After the Marine, she wed a cameraman in New Orleans, a high-ranking official in the federal immigration department, and then a German guy. During one of those marriages, she had a passionate affair with a Guatemalan ophthalmologist. “We used to drink. We used to dance. We would talk until the sun came up,” she tells me. “He was the love of my life, but we were both married.” There’s a long pause while she considers and stares out the window before adding, “Besides, I want my Cajun elf. I love Lynn.”

She asks what I do and I explain that I’m a broadcast journalist and an author. I show her my Wikipedia page when she asks for more details. She says, “You’re famous!” I shrugged my shoulders and tilted my head, as if to say, “I’m not really famous,” but she stops me. “Don’t be humble!” she demands. “You should say, yes, I’m very famous and you’re lucky to talk to me. Be like Gloria.”

Gloria has five children of her own and five more that she unofficially adopted along the way, and she travels to see them all over the country. After years in the banking industry, she decided one day that she wanted to work in medicine, so she went to school and became a technician. She ultimately retired from the public health department in California after 16 years of working with patients suffering from tuberculosis and HIV, along with other STDs.

She asks me if I’m staying in Louisiana for long and warns that there is a lot of racism here. “Even Lynn,” she says. “He used the n-word once and I told him!

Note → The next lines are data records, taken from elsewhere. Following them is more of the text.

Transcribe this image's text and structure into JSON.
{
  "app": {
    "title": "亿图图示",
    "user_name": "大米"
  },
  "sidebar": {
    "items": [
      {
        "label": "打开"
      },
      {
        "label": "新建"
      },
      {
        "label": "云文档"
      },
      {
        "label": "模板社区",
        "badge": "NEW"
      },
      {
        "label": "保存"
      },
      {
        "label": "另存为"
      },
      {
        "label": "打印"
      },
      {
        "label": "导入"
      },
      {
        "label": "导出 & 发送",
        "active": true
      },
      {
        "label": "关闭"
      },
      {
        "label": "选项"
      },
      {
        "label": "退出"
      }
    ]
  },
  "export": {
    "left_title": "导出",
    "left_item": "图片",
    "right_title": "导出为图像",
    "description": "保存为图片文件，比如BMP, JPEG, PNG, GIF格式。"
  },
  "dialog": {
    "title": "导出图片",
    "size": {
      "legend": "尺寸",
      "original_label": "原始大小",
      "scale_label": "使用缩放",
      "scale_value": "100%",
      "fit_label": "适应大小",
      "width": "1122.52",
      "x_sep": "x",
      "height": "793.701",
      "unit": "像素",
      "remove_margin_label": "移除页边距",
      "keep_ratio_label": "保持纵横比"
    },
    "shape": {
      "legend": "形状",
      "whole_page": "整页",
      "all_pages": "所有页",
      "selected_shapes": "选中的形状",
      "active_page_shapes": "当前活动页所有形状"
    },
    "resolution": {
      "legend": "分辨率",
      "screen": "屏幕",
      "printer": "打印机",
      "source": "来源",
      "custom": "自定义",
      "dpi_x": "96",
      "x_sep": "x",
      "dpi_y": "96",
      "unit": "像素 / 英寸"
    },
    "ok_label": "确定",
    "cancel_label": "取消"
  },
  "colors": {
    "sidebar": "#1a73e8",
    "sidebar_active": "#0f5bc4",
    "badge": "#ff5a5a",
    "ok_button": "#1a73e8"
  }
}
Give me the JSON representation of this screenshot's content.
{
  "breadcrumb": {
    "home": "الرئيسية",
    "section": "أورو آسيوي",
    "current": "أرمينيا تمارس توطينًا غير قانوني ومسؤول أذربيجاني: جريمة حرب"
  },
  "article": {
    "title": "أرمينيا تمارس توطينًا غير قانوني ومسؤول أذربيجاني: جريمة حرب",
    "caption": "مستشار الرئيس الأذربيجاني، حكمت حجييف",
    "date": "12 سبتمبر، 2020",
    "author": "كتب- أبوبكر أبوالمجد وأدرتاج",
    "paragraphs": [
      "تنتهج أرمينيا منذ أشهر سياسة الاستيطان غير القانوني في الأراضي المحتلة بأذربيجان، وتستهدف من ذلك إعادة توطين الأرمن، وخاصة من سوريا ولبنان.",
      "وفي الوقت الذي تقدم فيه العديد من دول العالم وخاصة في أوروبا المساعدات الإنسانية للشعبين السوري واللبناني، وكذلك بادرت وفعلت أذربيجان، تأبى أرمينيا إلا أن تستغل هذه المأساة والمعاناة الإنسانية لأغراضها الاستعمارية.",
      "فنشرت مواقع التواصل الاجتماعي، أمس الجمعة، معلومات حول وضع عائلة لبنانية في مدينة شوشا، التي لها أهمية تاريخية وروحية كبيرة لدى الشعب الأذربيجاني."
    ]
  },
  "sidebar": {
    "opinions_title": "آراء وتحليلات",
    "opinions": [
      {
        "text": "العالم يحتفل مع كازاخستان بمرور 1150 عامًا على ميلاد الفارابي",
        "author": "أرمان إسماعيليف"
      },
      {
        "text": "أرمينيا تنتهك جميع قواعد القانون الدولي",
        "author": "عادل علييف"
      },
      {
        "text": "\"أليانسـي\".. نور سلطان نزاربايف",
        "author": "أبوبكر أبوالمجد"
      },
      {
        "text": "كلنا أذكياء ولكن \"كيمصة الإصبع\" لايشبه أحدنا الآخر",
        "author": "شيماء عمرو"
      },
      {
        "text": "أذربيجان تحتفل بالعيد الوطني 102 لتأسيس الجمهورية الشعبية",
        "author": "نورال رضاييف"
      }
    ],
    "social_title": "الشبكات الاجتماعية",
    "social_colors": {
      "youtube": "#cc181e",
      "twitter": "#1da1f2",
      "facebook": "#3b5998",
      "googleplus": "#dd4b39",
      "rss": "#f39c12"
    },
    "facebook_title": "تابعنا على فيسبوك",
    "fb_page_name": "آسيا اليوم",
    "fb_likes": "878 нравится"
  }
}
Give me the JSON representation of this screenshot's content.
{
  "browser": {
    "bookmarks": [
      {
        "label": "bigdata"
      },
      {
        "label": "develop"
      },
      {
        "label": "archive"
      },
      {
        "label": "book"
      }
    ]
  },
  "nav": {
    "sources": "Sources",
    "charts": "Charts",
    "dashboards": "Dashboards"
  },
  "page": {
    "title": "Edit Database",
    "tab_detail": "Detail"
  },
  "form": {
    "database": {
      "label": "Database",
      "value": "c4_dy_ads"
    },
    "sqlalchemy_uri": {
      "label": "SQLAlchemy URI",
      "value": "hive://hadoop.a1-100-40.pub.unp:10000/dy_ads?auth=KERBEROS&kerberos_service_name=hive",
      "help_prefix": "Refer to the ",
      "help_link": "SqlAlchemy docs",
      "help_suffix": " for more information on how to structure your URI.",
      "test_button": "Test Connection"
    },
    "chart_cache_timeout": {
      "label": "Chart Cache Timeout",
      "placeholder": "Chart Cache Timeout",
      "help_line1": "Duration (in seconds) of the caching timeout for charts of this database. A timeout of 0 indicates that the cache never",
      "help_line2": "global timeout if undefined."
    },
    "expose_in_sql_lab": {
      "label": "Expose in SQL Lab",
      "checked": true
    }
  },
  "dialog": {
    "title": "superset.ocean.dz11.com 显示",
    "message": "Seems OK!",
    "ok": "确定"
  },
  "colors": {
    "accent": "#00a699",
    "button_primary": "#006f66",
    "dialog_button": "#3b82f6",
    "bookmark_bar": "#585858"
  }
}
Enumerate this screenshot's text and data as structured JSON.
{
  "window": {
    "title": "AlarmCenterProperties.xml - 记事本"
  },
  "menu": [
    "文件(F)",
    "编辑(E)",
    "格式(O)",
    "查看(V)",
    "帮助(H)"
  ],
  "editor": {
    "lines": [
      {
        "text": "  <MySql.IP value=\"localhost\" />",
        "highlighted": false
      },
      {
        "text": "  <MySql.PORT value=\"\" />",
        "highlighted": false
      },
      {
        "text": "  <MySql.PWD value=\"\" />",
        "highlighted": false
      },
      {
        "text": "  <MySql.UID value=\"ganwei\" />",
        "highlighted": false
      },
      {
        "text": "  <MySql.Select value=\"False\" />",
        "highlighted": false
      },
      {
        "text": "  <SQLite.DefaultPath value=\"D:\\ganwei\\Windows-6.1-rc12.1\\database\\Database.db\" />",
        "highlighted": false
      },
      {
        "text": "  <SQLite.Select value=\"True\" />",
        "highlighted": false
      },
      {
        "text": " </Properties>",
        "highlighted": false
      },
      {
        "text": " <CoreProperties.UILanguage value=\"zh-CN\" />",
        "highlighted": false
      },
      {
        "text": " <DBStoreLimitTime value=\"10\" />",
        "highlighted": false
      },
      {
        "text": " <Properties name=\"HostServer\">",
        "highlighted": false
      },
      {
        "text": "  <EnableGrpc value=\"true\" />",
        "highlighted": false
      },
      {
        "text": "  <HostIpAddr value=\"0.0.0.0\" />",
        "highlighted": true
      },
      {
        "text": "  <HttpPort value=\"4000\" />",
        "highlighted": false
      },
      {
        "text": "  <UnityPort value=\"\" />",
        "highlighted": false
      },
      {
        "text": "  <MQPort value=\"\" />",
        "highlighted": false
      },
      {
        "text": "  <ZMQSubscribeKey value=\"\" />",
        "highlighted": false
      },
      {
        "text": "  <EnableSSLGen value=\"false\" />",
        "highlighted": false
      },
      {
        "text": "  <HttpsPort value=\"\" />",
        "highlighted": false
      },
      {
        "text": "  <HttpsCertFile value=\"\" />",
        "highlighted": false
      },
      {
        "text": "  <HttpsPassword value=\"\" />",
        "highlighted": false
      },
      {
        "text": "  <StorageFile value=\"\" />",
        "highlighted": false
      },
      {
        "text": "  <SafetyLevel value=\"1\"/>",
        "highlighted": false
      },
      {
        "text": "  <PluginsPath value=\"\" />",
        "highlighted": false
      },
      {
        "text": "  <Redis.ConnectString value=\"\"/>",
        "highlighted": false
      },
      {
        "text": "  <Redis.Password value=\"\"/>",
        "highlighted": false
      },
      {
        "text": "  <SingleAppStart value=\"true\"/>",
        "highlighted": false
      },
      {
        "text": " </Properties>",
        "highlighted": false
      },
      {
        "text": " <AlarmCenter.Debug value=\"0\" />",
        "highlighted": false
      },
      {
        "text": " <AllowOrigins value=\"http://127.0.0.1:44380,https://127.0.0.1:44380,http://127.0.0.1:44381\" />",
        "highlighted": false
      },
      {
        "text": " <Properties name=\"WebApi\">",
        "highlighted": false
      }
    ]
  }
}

I told him to shut his mouth. If you say something about black people, I will tell you very quickly where to get off.” She explains that she has often spoken to groups of young Latinas and always tells them not to be ashamed of their accents or their heritage. “We are descended from geniuses, you know, the Aztecs and the Mayans. Our cultures are thousands of years old. We can hold our heads high.”

While she’s talking, the dining car opens and we sit down at a booth. She eats a chicken wrap and I have the chilaquiles. Over the course of two hours, I’ve said fewer than a hundred words. Just before she gets off in Lafayette, Gloria offers me some advice. “I’m not the kind of person who likes to be alone. I believe in love, but I never let love take hold me of me and drag me down,” she says. “Nobody’s going to force me to do something that’s not good for me. My life belongs to no one but me. If you’re trying to make me feel ashamed, you’re talking to the wrong person.”

At that point, the train has stopped at the station. She grabs her purse and gives me a hug, tells me she will come visit me in DC. “I have a lot more stories to tell you,” she says, “I have a great life. What do I have to be miserable about?”